The Galactica Super Nova, a yacht reportedly owned by Russian oil executive Vagit Alekperov, was last recorded sailing out of the port of Tivat, Montenegro, and into the Adriatic Sea early on March 2 – a day after the Montenegrin government announced that she would join the EU in imposing sanctions on Russia. Although Alekperov was not sanctioned, he was included in a US Treasury Department list of Russian oligarchs in 2018. Georgios Hatzimanolis, a spokesman for MarineTraffic, said the most likely explanation for the lack of location data was that the yachts had turned off AIS, an automatic tracking system. International shipping regulations generally require ships as large as oligarch-linked yachts to keep AIS on unless passing through areas known for piracy, Hatzimanolis said. Turning off a transmitter could potentially increase the risk of a collision when ships are navigating busy waters.
“It’s unusual,” Hatzimanolis said of the darkness of the yachts. “But these are unprecedented times for these yachts and their owners. They try to get out of the way and achieve goals where they will not be sanctioned.”
‘You have to choose’
After he began flooding the compartments, Ostapchuk told the other three crew members on board what he had done.
They too are Ukrainians, he said.

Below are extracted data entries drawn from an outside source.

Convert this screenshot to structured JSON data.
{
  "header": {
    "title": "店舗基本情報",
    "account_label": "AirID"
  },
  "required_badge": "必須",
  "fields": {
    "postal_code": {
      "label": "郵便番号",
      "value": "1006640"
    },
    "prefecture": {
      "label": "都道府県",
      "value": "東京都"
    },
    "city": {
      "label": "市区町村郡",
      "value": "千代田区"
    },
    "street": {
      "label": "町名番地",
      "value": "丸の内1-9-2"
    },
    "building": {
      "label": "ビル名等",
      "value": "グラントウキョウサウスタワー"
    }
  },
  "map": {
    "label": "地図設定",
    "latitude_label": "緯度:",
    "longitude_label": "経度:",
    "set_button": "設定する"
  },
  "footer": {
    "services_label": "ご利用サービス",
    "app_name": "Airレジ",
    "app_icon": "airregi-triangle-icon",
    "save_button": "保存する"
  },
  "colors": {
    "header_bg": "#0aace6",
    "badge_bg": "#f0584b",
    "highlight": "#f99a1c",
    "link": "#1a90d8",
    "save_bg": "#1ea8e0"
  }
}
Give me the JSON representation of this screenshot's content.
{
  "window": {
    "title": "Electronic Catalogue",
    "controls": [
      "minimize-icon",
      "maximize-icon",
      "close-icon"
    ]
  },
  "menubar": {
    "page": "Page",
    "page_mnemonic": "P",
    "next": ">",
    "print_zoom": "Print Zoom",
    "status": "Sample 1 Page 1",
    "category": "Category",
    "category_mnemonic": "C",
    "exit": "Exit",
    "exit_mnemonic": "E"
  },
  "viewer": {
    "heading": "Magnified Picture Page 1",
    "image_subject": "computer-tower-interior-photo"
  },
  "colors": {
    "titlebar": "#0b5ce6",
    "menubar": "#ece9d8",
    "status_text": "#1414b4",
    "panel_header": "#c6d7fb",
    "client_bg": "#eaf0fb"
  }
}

But fearing he would only cost them their jobs, they yelled at him that he was insane, according to a summary statement accompanying his indictment.
Then they called the port authorities and the police. Dock workers brought in a water pump and kept the boat from sinking. Ostapchuk was arrested.
“I explained to the police that I tried to sink the boat as a political protest against Russian aggression,” he told CNN.
“You have to make a decision. Either you are in Ukraine or you are not. You have to decide, will there be a Ukraine or will you have a job… I don’t need a job if I don’t have Ukraine.”
In some cases, these jobs are at risk anyway. On March 15, Spanish authorities provisionally arrested Lady Anastasia while they assess whether she falls under European sanctions and can be confiscated. It was one of three yachts linked to Russian oligarchs they arrested this week. Others were arrested or imprisoned in France, Germany, Italy and Gibraltar.
On March 7, the company that managed the yacht Dilbar fired all 96 crew members, saying sanctions were preventing the ship from operating normally, according to Forbes.
Sanctions against Russian oligarchs appear to have caused challenges and confusion among some yacht crews. Seafarers’ union Nautilus International held a question-and-answer session with yacht professionals earlier this month and received questions like, “Should we cancel all Russian yachts?” and “What am I entitled to if I am dismissed/dismissed due to sanctions against my ship?” Union officials advised members to review the terms of their contracts.
“They should be held accountable”
When CNN spoke to Ukraine’s Ostapchuk on Wednesday, the conversation was immediately interrupted by a warning of an imminent Russian attack. Later, after Ostapchuk returned from an animal shelter, he said that as soon as Spanish authorities released him on February 27, he returned to Ukraine.
“Now I serve in the army and I hope my service will bring our victory closer,” he said.
He added that he hoped the oligarchs who supported Putin would feel the sanctions.
“They should be held accountable because it is they who, with their behavior, with their lifestyle, with their insatiable greed, have led to exactly this… To distract people from the real plundering of Russia by these rulers, who are waging diversionary wars with others arrange countries that are innocent.”
CNN’s Drew Griffin and Yahya Abou-Ghazala contributed to this report.